When a property is initially purchased, one cannot always predict the host of possible intentions for which the property is to be used. Even when purchasing a residential property, very often in this entrepreneurially supportive country, property owners may decide to start and operate a business from their premises. Various considerations are to be made, not limited to whether the activities envisioned are within the parameters allowed by the applicable zoning by-laws and legislation. If not, property owners would find the below discussion helpful in applying for the rezoning of their property.
Spatial Planning and Land Use Management Act 2013
The framework for land use and management thereof is regulated by the Spatial Planning and Land Use Management Act 2013 (hereinafter referred to as "SPLUMA") and as such, sets out the different uses for land. As per Schedule 2 attached to the SPLUMA, land can be used for various purposes, including but not limited to:
- Business purposes;
- Industrial purposes; and
- Residential purposes.
SPLUMA, however, under Section 23 thereof delegates the authority to 'provide general policy and other guidance' relating to land use, to the executive authorities of the various municipalities so concerned. As such, each municipality has developed its own set of provisions and by-laws for the zoning, rezoning and objection to rezoning processes.
Western Cape Land Use Planning Act 3 of 2014
For example, the Western Cape Land Use Planning Act (hereinafter referred to as "LUPA") has been enacted by the Provincial Parliament of the Western Cape and consolidates the legislation of the Province relating to, among other processes, land use. This piece of legislation stipulates that Municipalities are to process and consider any land use applications when dealing with town planning.

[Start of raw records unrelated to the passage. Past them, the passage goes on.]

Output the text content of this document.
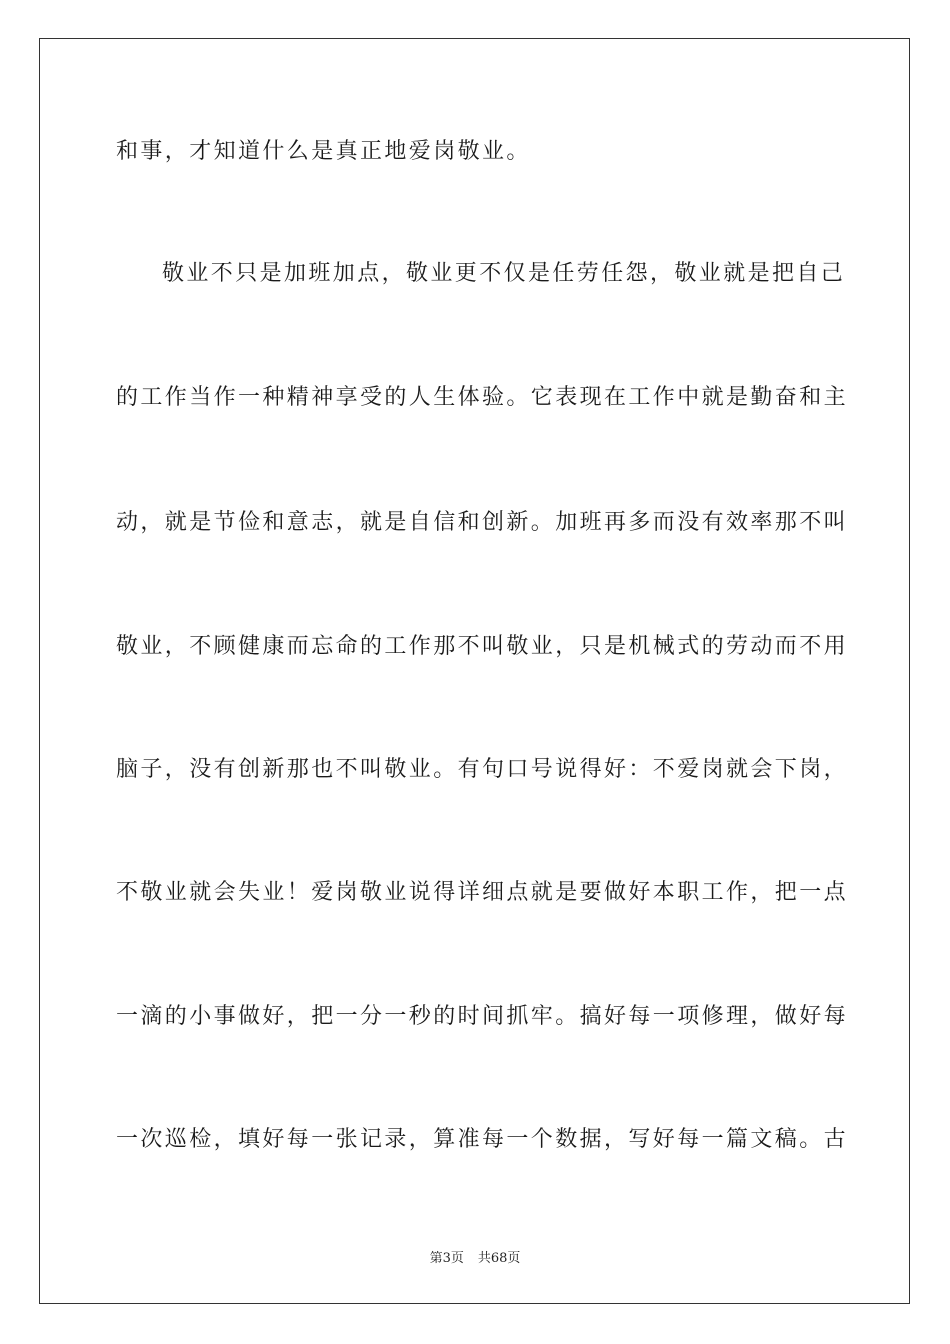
和事，才知道什么是真正地爱岗敬业。
敬业不只是加班加点，敬业更不仅是任劳任怨，敬业就是把自己
的工作当作一种精神享受的人生体验。它表现在工作中就是勤奋和主
动，就是节俭和意志，就是自信和创新。加班再多而没有效率那不叫
敬业，不顾健康而忘命的工作那不叫敬业，只是机械式的劳动而不用
脑子，没有创新那也不叫敬业。有句口号说得好：不爱岗就会下岗，
不敬业就会失业！爱岗敬业说得详细点就是要做好本职工作，把一点
一滴的小事做好，把一分一秒的时间抓牢。搞好每一项修理，做好每
一次巡检，填好每一张记录，算准每一个数据，写好每一篇文稿。古
第3页 共68页
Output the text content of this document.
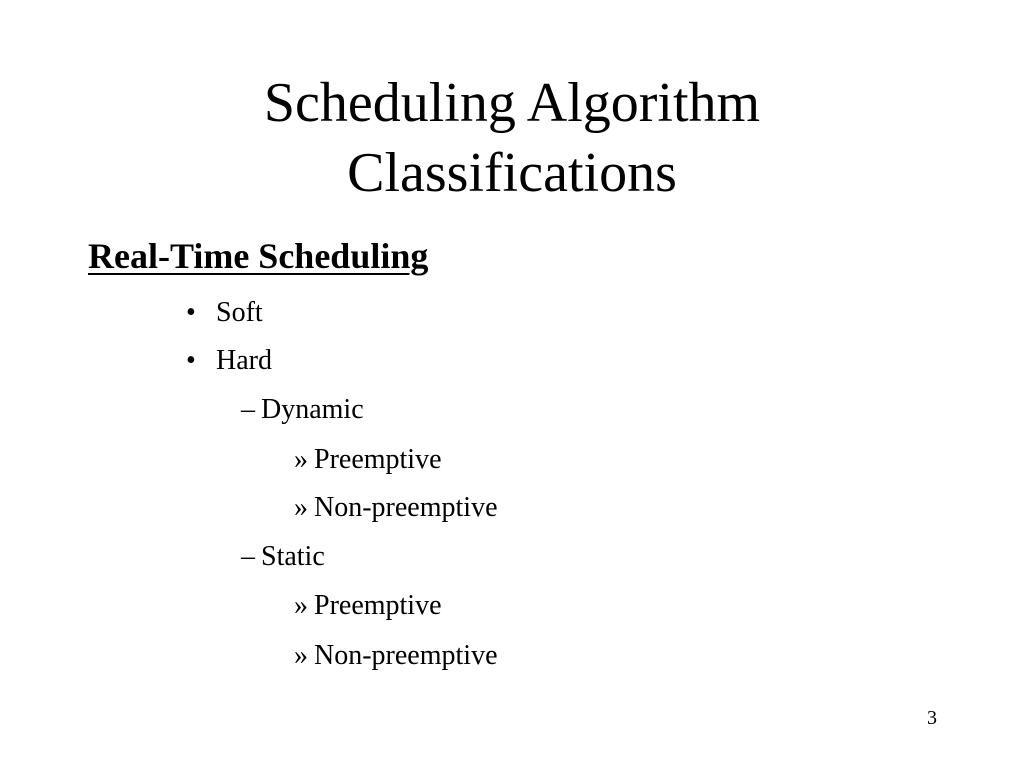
Scheduling Algorithm
Classifications
Real-Time Scheduling
• Soft
• Hard
– Dynamic
» Preemptive
» Non-preemptive
– Static
» Preemptive
» Non-preemptive
3
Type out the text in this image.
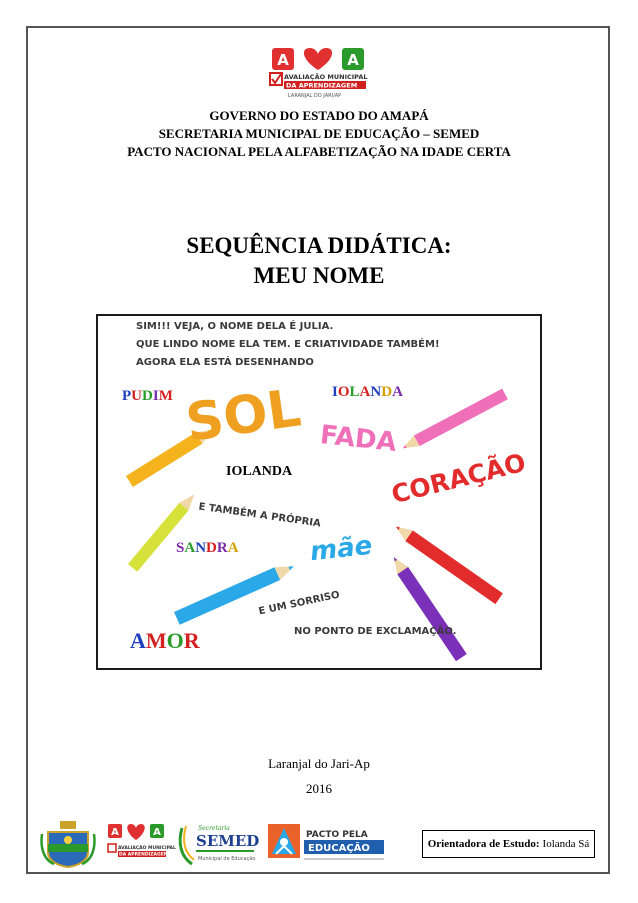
A	A
AVALIAÇÃO MUNICIPAL
DA APRENDIZAGEM
LARANJAL DO JARI/AP
GOVERNO DO ESTADO DO AMAPÁ
SECRETARIA MUNICIPAL DE EDUCAÇÃO – SEMED
PACTO NACIONAL PELA ALFABETIZAÇÃO NA IDADE CERTA
SEQUÊNCIA DIDÁTICA:
MEU NOME
SIM!!! VEJA, O NOME DELA É JULIA.
QUE LINDO NOME ELA TEM. E CRIATIVIDADE TAMBÉM!
AGORA ELA ESTÁ DESENHANDO
SOL FADA
CORAÇÃO
mãe
E TAMBÉM A PRÓPRIA
E UM SORRISO
NO PONTO DE EXCLAMAÇÃO.
PUDIM	IOLANDA
IOLANDA
SANDRA
AMOR
Laranjal do Jari-Ap
2016
A	A
AVALIAÇÃO MUNICIPAL
DA APRENDIZAGEM
Secretaria
SEMED
Municipal de Educação
PACTO PELA
EDUCAÇÃO	Orientadora de Estudo: Iolanda Sá
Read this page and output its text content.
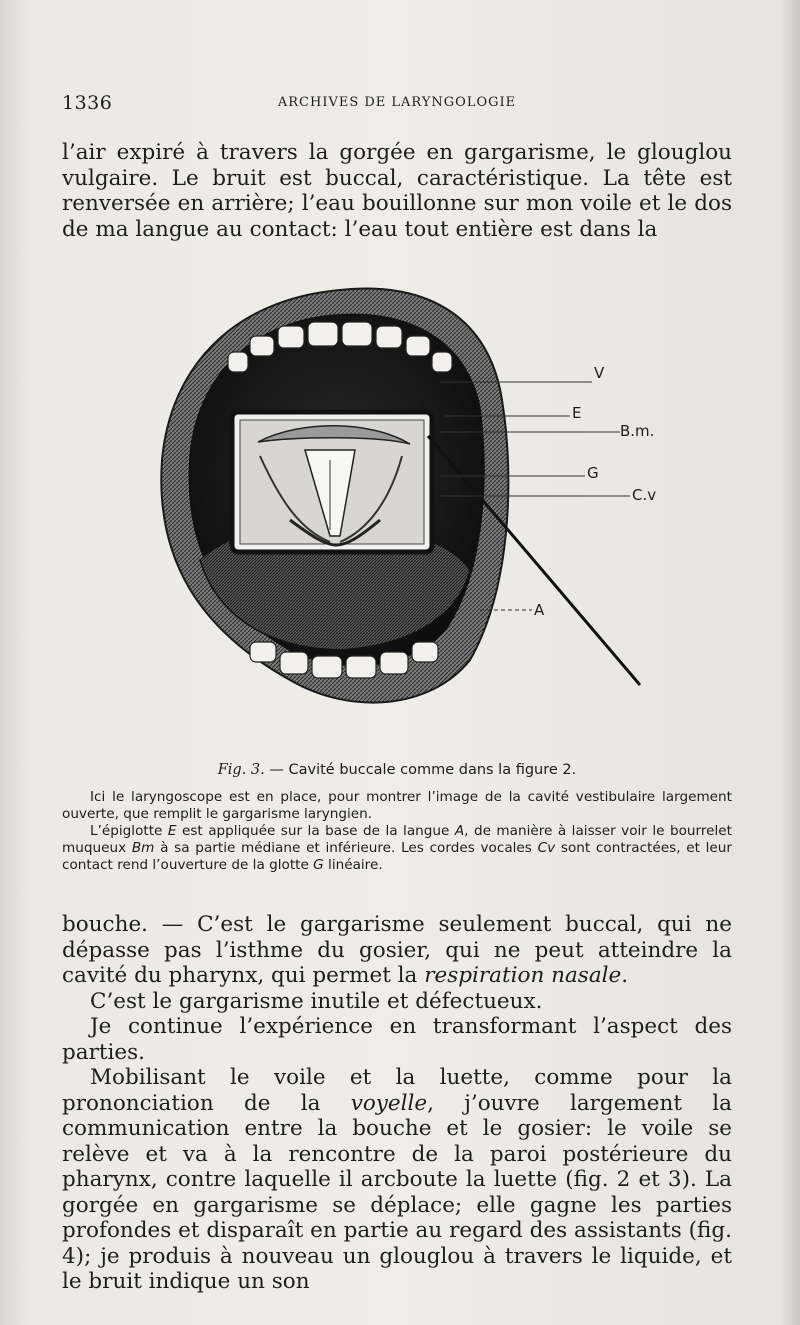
1336	ARCHIVES DE LARYNGOLOGIE

l’air expiré à travers la gorgée en gargarisme, le glouglou vulgaire. Le bruit est buccal, caractéristique. La tête est renversée en arrière; l’eau bouillonne sur mon voile et le dos de ma langue au contact: l’eau tout entière est dans la

V
E
B.m.
G
C.v
A

Fig. 3. — Cavité buccale comme dans la figure 2.

Ici le laryngoscope est en place, pour montrer l’image de la cavité vestibulaire largement ouverte, que remplit le gargarisme laryngien.

L’épiglotte E est appliquée sur la base de la langue A, de manière à laisser voir le bourrelet muqueux Bm à sa partie médiane et inférieure. Les cordes vocales Cv sont contractées, et leur contact rend l’ouverture de la glotte G linéaire.

bouche. — C’est le gargarisme seulement buccal, qui ne dépasse pas l’isthme du gosier, qui ne peut atteindre la cavité du pharynx, qui permet la respiration nasale.

C’est le gargarisme inutile et défectueux.

Je continue l’expérience en transformant l’aspect des parties.

Mobilisant le voile et la luette, comme pour la prononciation de la voyelle, j’ouvre largement la communication entre la bouche et le gosier: le voile se relève et va à la rencontre de la paroi postérieure du pharynx, contre laquelle il arcboute la luette (fig. 2 et 3). La gorgée en gargarisme se déplace; elle gagne les parties profondes et disparaît en partie au regard des assistants (fig. 4); je produis à nouveau un glouglou à travers le liquide, et le bruit indique un son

Considering Applications for Rezoning
At this point, we have set out the enacting legislative provisions insofar as is broadly possible. From here the discussion of rezoning applications would differ from municipality to municipality.
Most Municipalities have such by-laws in place and often publish them as part of their online resources. This would usually include the applicable by-law, an explanatory document where considered necessary and also prescribed forms that would allow the public to make use of such by-laws.
An application for rezoning would be utilised where the landowner would want his property to legally be recognised for a different purpose to that which it is currently recognised for. For example, land is recognised by law for one of the abovementioned purposes. Where an owner would like to conduct a small business on land legally recognised for residential purposes, he would then have to apply to have the land rezoned from being recognised for residential purposes to that of business purposes.
Such application usually carries the requirement of the need to place a notice of intention of application in the Government Gazette calling on parties whose rights will be affected to submit objections, if any exist, to the town planning committee of the municipality considering the application. Such notice must also be distributed to all interested parties, including neighbours or potentially affected parties to ensure transparency.
Where such objections are submitted, it must be within the period prescribed or allowed for by the municipality's by-law and show with good cause why such application should be rejected. These submissions, along with the comments in replication by the applicant are then considered by the committee who will either make their considered decision known in terms of an allowed period or a reasonable one considering the complexities of the application and objections.
In conclusion, the actual rezoning application process would vary from municipality to municipality, so it is strongly advised to consult with an attorney or otherwise reputable professional familiar with such processes and with experience in the area of jurisdiction. This could assist significantly in ensuring a speedy rezoning application process or a constructive objection being lodged.
The content of this article is intended to provide a general guide to the subject matter. Specialist advice should be sought about your specific circumstances.